I make no claim of understanding Modern Pension Fund Diversification, but should we take it for granted that Mr. Tobin or any of the other Trustees do either?  It would seem that one would need an extensive background in mathematics, statistics, finance theory, and/or economics to even begin to understand it.  The PSPRS employee representatives on the Board of Trustees know law enforcement and firefighting, not finance theory, so they are overly dependent on PSPRS' staff for information and guidance.  This traps the Board in an environment in which the people they are tasked to oversee have become the de facto decision-makers.  When comes to investment decision, PSPRS' administration is insulated from oversight behind an intellectual moat that the Board is unable to cross.

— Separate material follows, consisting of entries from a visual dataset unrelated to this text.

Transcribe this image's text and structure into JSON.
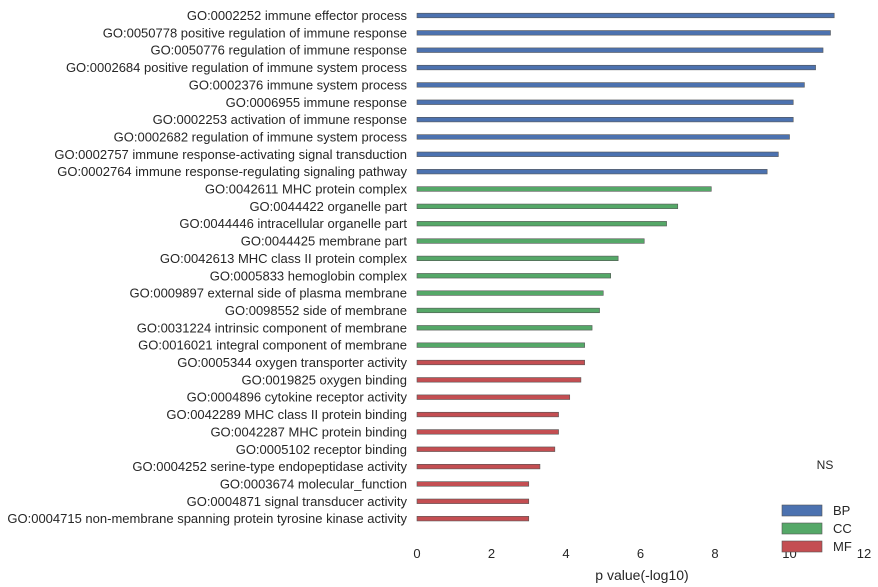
{
  "chart_data": {
    "type": "bar",
    "orientation": "horizontal",
    "categories": [
      "GO:0002252 immune effector process",
      "GO:0050778 positive regulation of immune response",
      "GO:0050776 regulation of immune response",
      "GO:0002684 positive regulation of immune system process",
      "GO:0002376 immune system process",
      "GO:0006955 immune response",
      "GO:0002253 activation of immune response",
      "GO:0002682 regulation of immune system process",
      "GO:0002757 immune response-activating signal transduction",
      "GO:0002764 immune response-regulating signaling pathway",
      "GO:0042611 MHC protein complex",
      "GO:0044422 organelle part",
      "GO:0044446 intracellular organelle part",
      "GO:0044425 membrane part",
      "GO:0042613 MHC class II protein complex",
      "GO:0005833 hemoglobin complex",
      "GO:0009897 external side of plasma membrane",
      "GO:0098552 side of membrane",
      "GO:0031224 intrinsic component of membrane",
      "GO:0016021 integral component of membrane",
      "GO:0005344 oxygen transporter activity",
      "GO:0019825 oxygen binding",
      "GO:0004896 cytokine receptor activity",
      "GO:0042289 MHC class II protein binding",
      "GO:0042287 MHC protein binding",
      "GO:0005102 receptor binding",
      "GO:0004252 serine-type endopeptidase activity",
      "GO:0003674 molecular_function",
      "GO:0004871 signal transducer activity",
      "GO:0004715 non-membrane spanning protein tyrosine kinase activity"
    ],
    "values": [
      11.2,
      11.1,
      10.9,
      10.7,
      10.4,
      10.1,
      10.1,
      10.0,
      9.7,
      9.4,
      7.9,
      7.0,
      6.7,
      6.1,
      5.4,
      5.2,
      5.0,
      4.9,
      4.7,
      4.5,
      4.5,
      4.4,
      4.1,
      3.8,
      3.8,
      3.7,
      3.3,
      3.0,
      3.0,
      3.0
    ],
    "groups": [
      "BP",
      "BP",
      "BP",
      "BP",
      "BP",
      "BP",
      "BP",
      "BP",
      "BP",
      "BP",
      "CC",
      "CC",
      "CC",
      "CC",
      "CC",
      "CC",
      "CC",
      "CC",
      "CC",
      "CC",
      "MF",
      "MF",
      "MF",
      "MF",
      "MF",
      "MF",
      "MF",
      "MF",
      "MF",
      "MF"
    ],
    "xlabel": "p value(-log10)",
    "ylabel": "",
    "xlim": [
      0,
      12
    ],
    "xticks": [
      0,
      2,
      4,
      6,
      8,
      10,
      12
    ],
    "grid": false,
    "legend": {
      "title": "NS",
      "placement": "bottom-right",
      "entries": [
        {
          "name": "BP",
          "color": "#4c72b0"
        },
        {
          "name": "CC",
          "color": "#55a868"
        },
        {
          "name": "MF",
          "color": "#c44e52"
        }
      ]
    }
  }
}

This could explain the defensive and arrogant tone of Mr. Tobin's editorial since he can only parrot what the PSPRS administration tells him and trust that it is accurate.  PSPRS' investment strategy is working because PSPRS' administration says it is working, and he has no other choice but to concur with that assessment.  The natural, common sense questions that the layperson might ask are dismissed as ignorant and naive.  If someone were to ask, "Why hasn't PSPRS performed as well as the CIP or ASRS over the years?," Mr. Tobin can only respond with bits of insight like this:
". . . our investment returns are elite among pensions that operate with a similar risk-averse strategy." 
"We outperform index funds (even after fees), in which we also invest."
"Our plan also stacks up well against private sector investment funds."
 "PSPRS, like any institutional investor, suffered heavily from Dot.Com crash of 2001-02 and the housing market crash of 2007-2008."
I will leave it to the reader to judge the accuracy, relevance, and/or usefulness of those statements.  Does Mr. Tobin speak for the entire Board of Trustees?  If he does, it appears the Board has relinquished its oversight role of PSPRS, at least when it pertains to investments.  I can only hope that the new members who have recently joined the Board will not allow themselves to be co-opted by the PSPRS administration like Mr. Tobin has.  PSPRS members need watchdogs to look our for their interests, not cheerleaders for the PSPRS administration.

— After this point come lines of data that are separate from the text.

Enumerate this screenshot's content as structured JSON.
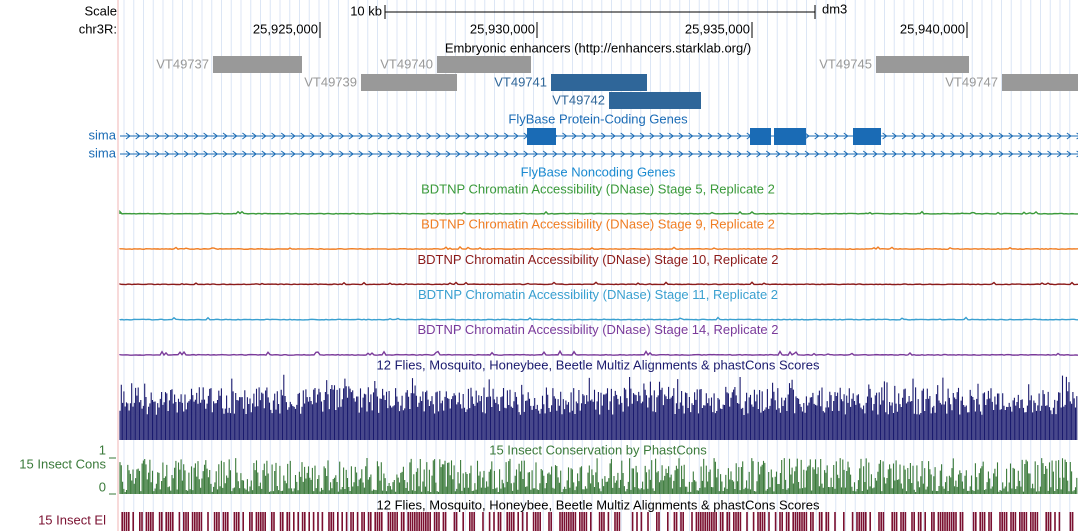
{
  "ruler": {
    "scale_label": "Scale",
    "chrom_label": "chr3R:",
    "scale_text": "10 kb",
    "assembly": "dm3",
    "positions": [
      "25,925,000",
      "25,930,000",
      "25,935,000",
      "25,940,000"
    ]
  },
  "enhancers": {
    "title": "Embryonic enhancers (http://enhancers.starklab.org/)",
    "items": [
      {
        "label": "VT49737"
      },
      {
        "label": "VT49740"
      },
      {
        "label": "VT49739"
      },
      {
        "label": "VT49741"
      },
      {
        "label": "VT49742"
      },
      {
        "label": "VT49745"
      },
      {
        "label": "VT49747"
      }
    ]
  },
  "genes": {
    "title": "FlyBase Protein-Coding Genes",
    "names": [
      "sima",
      "sima"
    ]
  },
  "noncoding": {
    "title": "FlyBase Noncoding Genes"
  },
  "dnase": [
    {
      "title": "BDTNP Chromatin Accessibility (DNase) Stage 5, Replicate 2",
      "color": "#3a9a3a"
    },
    {
      "title": "BDTNP Chromatin Accessibility (DNase) Stage 9, Replicate 2",
      "color": "#f07d22"
    },
    {
      "title": "BDTNP Chromatin Accessibility (DNase) Stage 10, Replicate 2",
      "color": "#8b1a1a"
    },
    {
      "title": "BDTNP Chromatin Accessibility (DNase) Stage 11, Replicate 2",
      "color": "#3aa0d0"
    },
    {
      "title": "BDTNP Chromatin Accessibility (DNase) Stage 14, Replicate 2",
      "color": "#7a3a9a"
    }
  ],
  "multiz": {
    "title": "12 Flies, Mosquito, Honeybee, Beetle Multiz Alignments & phastCons Scores"
  },
  "cons": {
    "label": "15 Insect Cons",
    "title": "15 Insect Conservation by PhastCons",
    "ymax": "1",
    "ymin": "0"
  },
  "elements": {
    "title": "12 Flies, Mosquito, Honeybee, Beetle Multiz Alignments & phastCons Scores",
    "label": "15 Insect El"
  }
}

  1. To PSPRS Pension Watch: Do you have a way for me to share some other PSPRS information with you reference other litigation that I think you will find to be very interesting...Maybe an email or method of attaching documents?

    1. Could you please message me through the Facebook page?

    2. I will work on that. I'll have to get set up on it....

    3. Facebook thing won't work. There are attachments. Suggestion that would make getting you information easier would be to set up an email account of some kind. Thanks!

    4. I added a contact form to the blog if you would like to send me contact info. I am constant fighting battles against spam just in the comments section, so I cannot give out an email address for the site. Thanks.

  2. I believe that one of the new employee reps on the board does have a Master's degree in finance. Hopefully he will be of use.

  3. Have you seen the latest supreme court decision regarding ASRS? My understanding is that city contributions to deferred compensation will now be treated as pensionable income. If so, I imagine it will be only a matter of time before someone from PSPRS sues to get the same.


  4. It already does count for psprs. At least I know Phoenix has always counted it.